Published on 17/07/2026 - 13:48 GMT+2•Updated
14:31
The declassification ordered by the White House has brought to light what Venezuela's opposition had long claimed without official evidence: that the Bolivarian government possessed the technical infrastructure needed to alter election results.
The documents refer back to the 2012 elections, when an already ill Hugo Chávez defeated Henrique Capriles after a year of runaway public spending, at $70 billion (€60 billion).
According to the CIA, three bodies - the General Directorate of Military Counterintelligence, the Bolivarian Intelligence Service and the National Electoral Council – were able to manipulate results using pre-programmed voting machines, with the capacity to shift at least 1.5 million votes in areas with the strongest pro-Chávez support.
Trump summed it up in his own way, saying there was "a specific plot to enormously favour the corrupt regime in Venezuela". What the reports do not confirm is whether this mechanism was actually activated during that election. In fact, Capriles acknowledged his defeat at the time.
From Maduro's succession to the 2017 Constituent Assembly
The pattern shifted a few months later. After Chávez's death in March 2013, Nicolás Maduro beat Capriles by a narrow margin, and this time the opposition did lodge complaints of irregularities.

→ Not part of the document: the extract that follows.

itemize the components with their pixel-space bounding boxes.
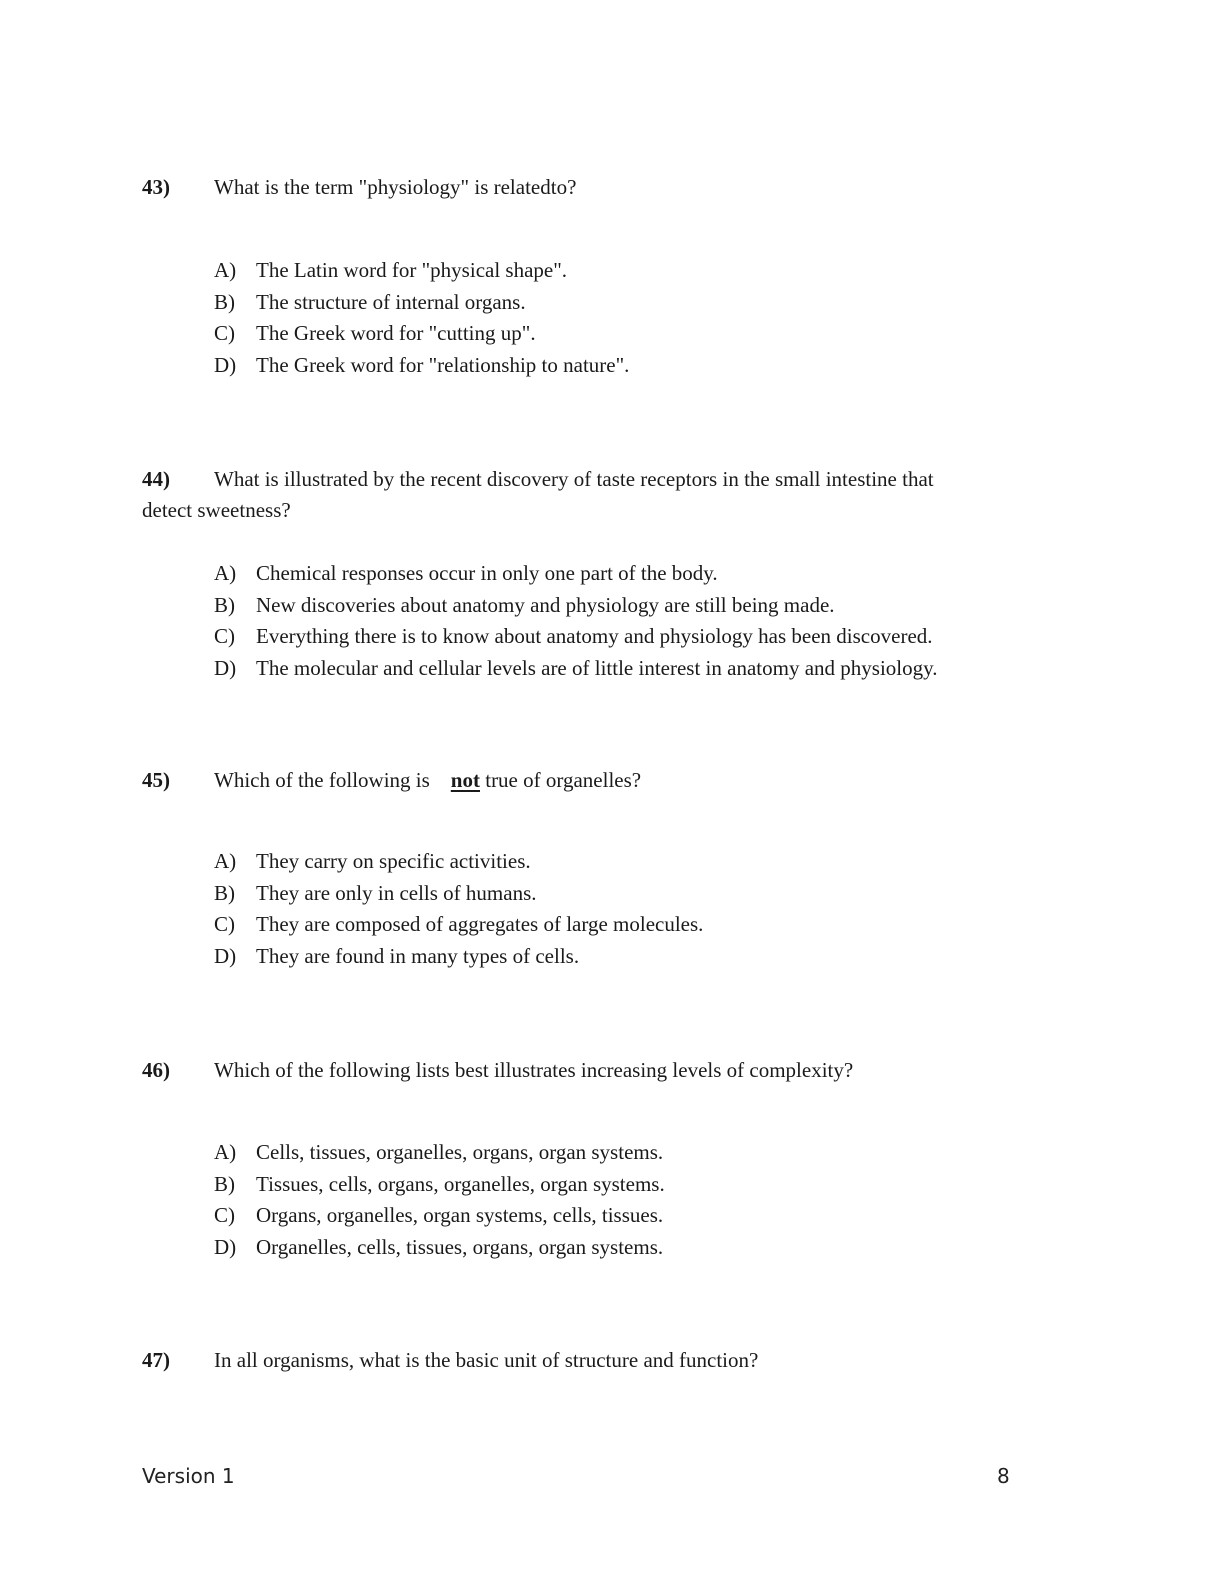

The CIA found no conclusive evidence in that case that it was necessary to manipulate the result, but the story changes with the 2017 National Constituent Assembly election, which was boycotted by opposition parties.
It was Smartmatic itself, the company in charge of the voting system, that warned the turnout figures had been inflated by at least one million votes.

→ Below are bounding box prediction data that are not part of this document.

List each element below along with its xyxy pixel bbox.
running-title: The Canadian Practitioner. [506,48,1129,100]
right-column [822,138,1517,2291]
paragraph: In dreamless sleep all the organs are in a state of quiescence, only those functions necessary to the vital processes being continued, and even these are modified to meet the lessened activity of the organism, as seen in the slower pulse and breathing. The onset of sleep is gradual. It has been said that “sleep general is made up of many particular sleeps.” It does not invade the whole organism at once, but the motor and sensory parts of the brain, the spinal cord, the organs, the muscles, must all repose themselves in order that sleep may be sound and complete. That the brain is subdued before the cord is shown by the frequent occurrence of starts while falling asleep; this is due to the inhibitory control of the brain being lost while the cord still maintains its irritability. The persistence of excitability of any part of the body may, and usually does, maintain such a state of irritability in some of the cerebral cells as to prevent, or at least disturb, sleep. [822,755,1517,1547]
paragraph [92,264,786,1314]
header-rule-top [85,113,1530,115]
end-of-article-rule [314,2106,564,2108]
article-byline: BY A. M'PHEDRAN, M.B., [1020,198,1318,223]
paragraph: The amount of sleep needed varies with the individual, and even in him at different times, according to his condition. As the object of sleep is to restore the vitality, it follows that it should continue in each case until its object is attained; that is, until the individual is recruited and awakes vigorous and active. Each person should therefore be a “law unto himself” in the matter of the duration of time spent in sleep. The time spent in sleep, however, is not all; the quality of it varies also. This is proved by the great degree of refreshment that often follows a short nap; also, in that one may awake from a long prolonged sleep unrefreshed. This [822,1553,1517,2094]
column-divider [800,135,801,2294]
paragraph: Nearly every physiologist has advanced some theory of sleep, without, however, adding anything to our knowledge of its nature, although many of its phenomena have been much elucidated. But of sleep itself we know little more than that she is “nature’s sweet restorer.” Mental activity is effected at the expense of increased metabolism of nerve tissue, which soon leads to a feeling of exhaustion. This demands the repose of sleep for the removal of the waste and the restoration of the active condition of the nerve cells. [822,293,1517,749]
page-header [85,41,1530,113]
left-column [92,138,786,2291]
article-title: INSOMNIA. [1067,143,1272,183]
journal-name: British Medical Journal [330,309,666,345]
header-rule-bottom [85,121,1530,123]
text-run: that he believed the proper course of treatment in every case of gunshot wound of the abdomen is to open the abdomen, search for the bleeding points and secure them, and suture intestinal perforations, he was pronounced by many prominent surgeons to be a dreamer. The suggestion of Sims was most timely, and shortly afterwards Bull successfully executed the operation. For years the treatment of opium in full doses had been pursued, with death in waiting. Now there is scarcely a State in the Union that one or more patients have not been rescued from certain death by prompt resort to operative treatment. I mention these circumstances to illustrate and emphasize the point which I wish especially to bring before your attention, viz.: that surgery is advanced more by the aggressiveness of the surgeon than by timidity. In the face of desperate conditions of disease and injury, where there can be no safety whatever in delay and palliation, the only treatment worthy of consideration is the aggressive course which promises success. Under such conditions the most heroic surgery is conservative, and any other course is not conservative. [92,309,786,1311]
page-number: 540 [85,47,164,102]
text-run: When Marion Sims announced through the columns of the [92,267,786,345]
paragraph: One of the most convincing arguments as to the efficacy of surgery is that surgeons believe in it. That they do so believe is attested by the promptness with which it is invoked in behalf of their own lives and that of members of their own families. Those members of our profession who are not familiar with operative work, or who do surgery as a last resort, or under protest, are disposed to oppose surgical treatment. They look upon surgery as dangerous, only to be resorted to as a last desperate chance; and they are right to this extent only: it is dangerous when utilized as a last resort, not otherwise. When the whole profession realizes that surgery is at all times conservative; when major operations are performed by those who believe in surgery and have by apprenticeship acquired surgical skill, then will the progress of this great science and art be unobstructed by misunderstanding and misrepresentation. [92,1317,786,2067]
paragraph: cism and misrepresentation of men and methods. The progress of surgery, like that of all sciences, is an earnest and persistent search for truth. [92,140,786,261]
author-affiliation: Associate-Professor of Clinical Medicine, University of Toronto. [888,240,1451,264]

The Constituent Assembly, initially chaired by Delcy Rodríguez, was convened to put an end to the street protests that had erupted months earlier and ultimately ended without drafting a single article of the new constitution it had been created to produce.
The same scheme, the agency notes, was available for the 2020 parliamentary elections, although in the end it was not needed: the opposition chose not to take part after the Chavista movement seized the registration documents of several parties and disqualified a number of opposition leaders. Neither Washington nor Brussels recognised the process.
The 2024 fraud and institutions left untouched
The most serious episode, in July 2024, did not even require technical sophistication: the Chavista camp directly altered the figures to overturn Edmundo González Urrutia's victory over Maduro, with the tally sheets showing 7 million votes against 3, leaving no room for doubt. The opposition documented that result thanks to the QR codes on the electoral records, now an essential reference point in any reconstruction of that election.
More than six months after the fall of the regime and the installation of a new government under international supervision, none of the three bodies singled out by the CIA has been dismantled.
The DGCIM, SEBIN and CNE remain operational, and Elvis Amoroso, the man who, as president of the National Electoral Council, certified the fraudulent 2024 result on Maduro's orders, remains in post while the composition of a new electoral authority is being negotiated.